Er hörte Schritte, es waren nicht ihre. Die Bediensteten waren bereits da gewesen, hatten seine Fesseln gelöst und ihn angekleidet. Eine Wachmannschaft, bestehend aus fünf Vampiren, materialisierte sich in seiner Zelle. Einer von ihnen war Lothaire, sein Erzfeind. Er war ein General der Horde gewesen, doch Rydstrom hatte seine Truppen nie angegriffen.
Rydstrom knurrte: »Was wollt ihr …?«
Sie fielen über ihn her wie ein einziger Mann. Ganz gleich, wie hart er kämpfte, nur mit seinen Hörnern und Fängen konnte er sie nicht abwehren und davon abhalten, ihm Hand- und Fußgelenke zusammenzuketten.
Nachdem sie sich mit ihm transloziert hatten, fand er sich im Thronsaal von Tornin wieder. Was Rydstrom dort zu sehen bekam, drehte ihm den Magen um.

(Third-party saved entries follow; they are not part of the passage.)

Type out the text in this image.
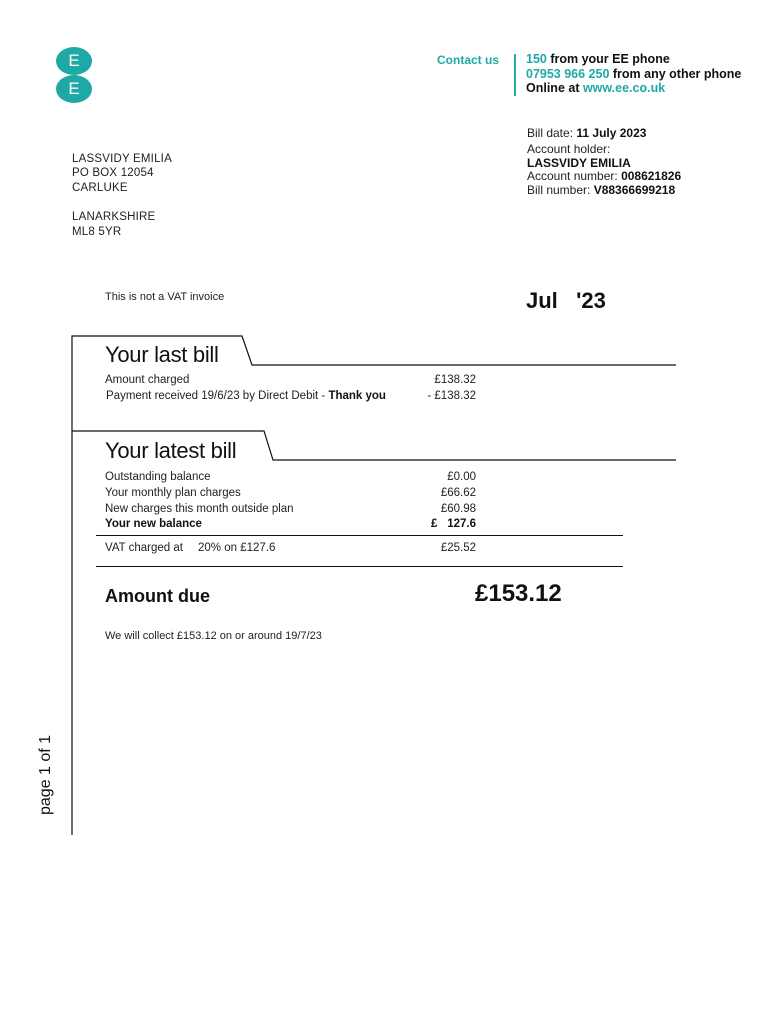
E
E
Contact us 150 from your EE phone
07953 966 250 from any other phone
Online at www.ee.co.uk
Bill date: 11 July 2023
Account holder:
LASSVIDY EMILIA
Account number: 008621826
Bill number: V88366699218
LASSVIDY EMILIA
PO BOX 12054
CARLUKE
LANARKSHIRE
ML8 5YR
This is not a VAT invoice	Jul '23
Your last bill
Amount charged	£138.32
Payment received 19/6/23 by Direct Debit - Thank you	- £138.32
Your latest bill
Outstanding balance	£0.00
Your monthly plan charges	£66.62
New charges this month outside plan	£60.98
Your new balance	£ 127.6
VAT charged at 20% on £127.6	£25.52
Amount due	£153.12
We will collect £153.12 on or around 19/7/23
page 1 of 1
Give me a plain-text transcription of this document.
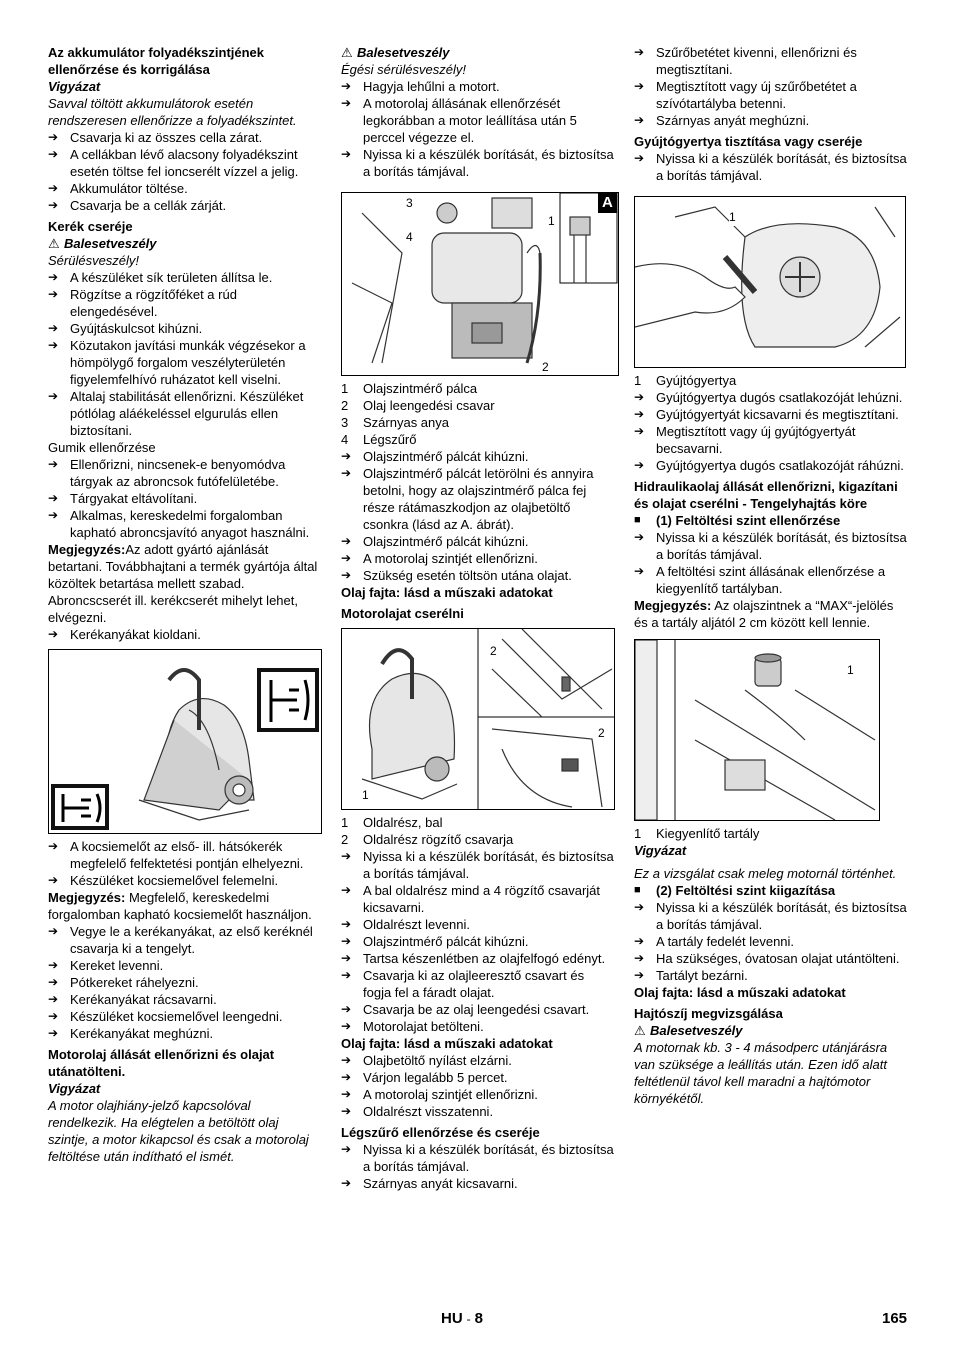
Az akkumulátor folyadékszintjének ellenőrzése és korrigálása

Vigyázat

Savval töltött akkumulátorok esetén rendszeresen ellenőrizze a folyadékszintet.

➔ Csavarja ki az összes cella zárat.
➔ A cellákban lévő alacsony folyadékszint esetén töltse fel ioncserélt vízzel a jelig.
➔ Akkumulátor töltése.
➔ Csavarja be a cellák zárját.

Kerék cseréje

⚠ Balesetveszély

Sérülésveszély!

➔ A készüléket sík területen állítsa le.
➔ Rögzítse a rögzítőféket a rúd elengedésével.
➔ Gyújtáskulcsot kihúzni.
➔ Közutakon javítási munkák végzésekor a hömpölygő forgalom veszélyterületén figyelemfelhívó ruházatot kell viselni.
➔ Altalaj stabilitását ellenőrizni. Készüléket pótlólag aláékeléssel elgurulás ellen biztosítani.

Gumik ellenőrzése

➔ Ellenőrizni, nincsenek-e benyomódva tárgyak az abroncsok futófelületébe.
➔ Tárgyakat eltávolítani.
➔ Alkalmas, kereskedelmi forgalomban kapható abroncsjavító anyagot használni.

Megjegyzés:Az adott gyártó ajánlását betartani. Továbbhajtani a termék gyártója által közöltek betartása mellett szabad. Abroncscserét ill. kerékcserét mihelyt lehet, elvégezni.

➔ Kerékanyákat kioldani.
➔ A kocsiemelőt az első- ill. hátsókerék megfelelő felfektetési pontján elhelyezni.
➔ Készüléket kocsiemelővel felemelni.

Megjegyzés: Megfelelő, kereskedelmi forgalomban kapható kocsiemelőt használjon.

➔ Vegye le a kerékanyákat, az első keréknél csavarja ki a tengelyt.
➔ Kereket levenni.
➔ Pótkereket ráhelyezni.
➔ Kerékanyákat rácsavarni.
➔ Készüléket kocsiemelővel leengedni.
➔ Kerékanyákat meghúzni.

Motorolaj állását ellenőrizni és olajat utánatölteni.

Vigyázat

A motor olajhiány-jelző kapcsolóval rendelkezik. Ha elégtelen a betöltött olaj szintje, a motor kikapcsol és csak a motorolaj feltöltése után indítható el ismét.

⚠ Balesetveszély

Égési sérülésveszély!

➔ Hagyja lehűlni a motort.
➔ A motorolaj állásának ellenőrzését legkorábban a motor leállítása után 5 perccel végezze el.
➔ Nyissa ki a készülék borítását, és biztosítsa a borítás támjával.
3
4
1
2
A
1	Olajszintmérő pálca
2	Olaj leengedési csavar
3	Szárnyas anya
4	Légszűrő
➔ Olajszintmérő pálcát kihúzni.
➔ Olajszintmérő pálcát letörölni és annyira betolni, hogy az olajszintmérő pálca fej része rátámaszkodjon az olajbetöltő csonkra (lásd az A. ábrát).
➔ Olajszintmérő pálcát kihúzni.
➔ A motorolaj szintjét ellenőrizni.
➔ Szükség esetén töltsön utána olajat.

Olaj fajta: lásd a műszaki adatokat

Motorolajat cserélni

2
2
1
1	Oldalrész, bal
2	Oldalrész rögzítő csavarja
➔ Nyissa ki a készülék borítását, és biztosítsa a borítás támjával.
➔ A bal oldalrész mind a 4 rögzítő csavarját kicsavarni.
➔ Oldalrészt levenni.
➔ Olajszintmérő pálcát kihúzni.
➔ Tartsa készenlétben az olajfelfogó edényt.
➔ Csavarja ki az olajleeresztő csavart és fogja fel a fáradt olajat.
➔ Csavarja be az olaj leengedési csavart.
➔ Motorolajat betölteni.

Olaj fajta: lásd a műszaki adatokat

➔ Olajbetöltő nyílást elzárni.
➔ Várjon legalább 5 percet.
➔ A motorolaj szintjét ellenőrizni.
➔ Oldalrészt visszatenni.

Légszűrő ellenőrzése és cseréje

➔ Nyissa ki a készülék borítását, és biztosítsa a borítás támjával.
➔ Szárnyas anyát kicsavarni.
➔ Szűrőbetétet kivenni, ellenőrizni és megtisztítani.
➔ Megtisztított vagy új szűrőbetétet a szívótartályba betenni.
➔ Szárnyas anyát meghúzni.

Gyújtógyertya tisztítása vagy cseréje

➔ Nyissa ki a készülék borítását, és biztosítsa a borítás támjával.
1
1	Gyújtógyertya
➔ Gyújtógyertya dugós csatlakozóját lehúzni.
➔ Gyújtógyertyát kicsavarni és megtisztítani.
➔ Megtisztított vagy új gyújtógyertyát becsavarni.
➔ Gyújtógyertya dugós csatlakozóját ráhúzni.

Hidraulikaolaj állását ellenőrizni, kigazítani és olajat cserélni - Tengelyhajtás köre

■	(1) Feltöltési szint ellenőrzése
➔ Nyissa ki a készülék borítását, és biztosítsa a borítás támjával.
➔ A feltöltési szint állásának ellenőrzése a kiegyenlítő tartályban.

Megjegyzés: Az olajszintnek a “MAX“-jelölés és a tartály aljától 2 cm között kell lennie.

1
1	Kiegyenlítő tartály

Vigyázat

Ez a vizsgálat csak meleg motornál történhet.

■	(2) Feltöltési szint kiigazítása
➔ Nyissa ki a készülék borítását, és biztosítsa a borítás támjával.
➔ A tartály fedelét levenni.
➔ Ha szükséges, óvatosan olajat utántölteni.
➔ Tartályt bezárni.

Olaj fajta: lásd a műszaki adatokat

Hajtószíj megvizsgálása

⚠ Balesetveszély

A motornak kb. 3 - 4 másodperc utánjárásra van szüksége a leállítás után. Ezen idő alatt feltétlenül távol kell maradni a hajtómotor környékétől.

HU - 8	165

Der Brunnen, dieser Quell reinster Macht, war von widerwärtigen Körperteilen übersät. Die bösartigsten Kreaturen der Mythenwelt hatten sich um ihn herum versammelt, Dutzende von Rassen: die Neoptera, geflügelte, insektenartige Humanoiden; die Alchemisten, uralte Männer mit langen, strähnigen grünen Bärten; die Cerunnos, Schlangen mit Widderköpfen …
In meinem Heim …
Omort saß auf einem goldenen Thron, ein höhnisches Grinsen im Gesicht. Als Rydstrom sich mit gefletschten Fängen auf ihn stürzen wollte, hielten ihn die Vampire fest. Kann mich nicht befreien …
»Willkommen an meinem Hof, Dämon. Jetzt sieht der mächtige Rydstrom gar nicht mehr so sagenhaft aus.«
»Kämpf mit mir, verdammter Feigling!«
Omort kam mit großen Schritten auf Rydstrom zu, blieb dann aber plötzlich stehen und richtete seine Aufmerksamkeit auf die Mitte des Saals, als ob er nicht anders könnte.
Rydstrom atmete entsetzt aus. Sabine! Sie war von einem Haufen Frauen umzingelt und blutete aus dem Mund. Sein Beschützerinstinkt flammte auf. Als er wieder begann, sich gegen die Vampire zu wehren, versetzte Lothaire ihm einen üblen Schlag in die Nieren.
»Ruhig, Dämon«, murmelte er mit schwerem Akzent.
»Hettiah wird Sabines Illusionen einfach auslöschen«, sagte einer von Lothaires Lakaien. »Ich wette zwanzig Sovereigns auf sie.«
»Ein Narr und sein Geld …« Lothaire seufzte. »Sabine wird sie zerschmettern. Sie verbrennt Zorn wie Kerosin.«
Sabines Augen wirkten glasig vor blinder Wut.
»Was ist hier los?«, verlangte Rydstrom zu wissen.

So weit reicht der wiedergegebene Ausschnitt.